Leímos todas en su momento esta iniciativa tan incontestable de una de las mujeres más poderosas del mundo. En 2015 la fundación Gates donó 1000.000 aves de corral a mujeres particulares de algunos de los países más pobres del mundo. Melinda dijo: “una gallina pude marcar la diferencia entre una familia que sobrevive y una que prospera”. Además, los hombres no creen que las aves de corral merezcan la pena, por lo que dejan a las mujeres que se ocupen de ellas, y así se empoderen, venía a decir. 

Y así llegamos a Mozambique, donde se había puesto en marcha la prueba. Los estudios relevaron que a pesar de que las mujeres podían ganar algo de dinero a largo plazo no eran capaces de convertir las aves de corral en una iniciativa comercial rentable, porque los grandes productores del sector, con sus economías de escala, tenían la capacidad de producir huevos mas baratos. Eso significaba que las mujeres podían ganar en el mejor de los casos, unos 100 dólares anuales, no los 1000 previstos con la venta de huevos.
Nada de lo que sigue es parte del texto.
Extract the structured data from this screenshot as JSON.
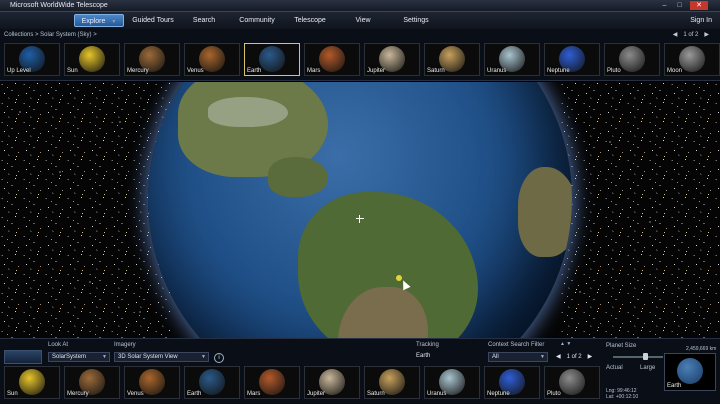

Nadie lo tuvo en cuenta antes de lanzar la iniciativa.

Otro país, Bolivia, fue designado como destinatario de las aves de corral. Melinda no estaba preparada para la respuesta del ministro de desarrollo rural y tierras de Bolivia, César Cocarico, que calificó la iniciativa de ofensiva y declinó la oferta. “Gates no conoce la realidad de Bolivia si cree que aún vivimos como hace 500 años, en mitad de la selva y sin saber cómo producir. Con todo el respeto, debería dejar de hablar de Bolivia y cuando sepa más disculparse con nosotros”, dijo Cocarico.

Nadie se disculpó. Dato: Bolivia es un destacado productor de aves de corral, cuya industria avícola produce 197 millones de gallinas al año. 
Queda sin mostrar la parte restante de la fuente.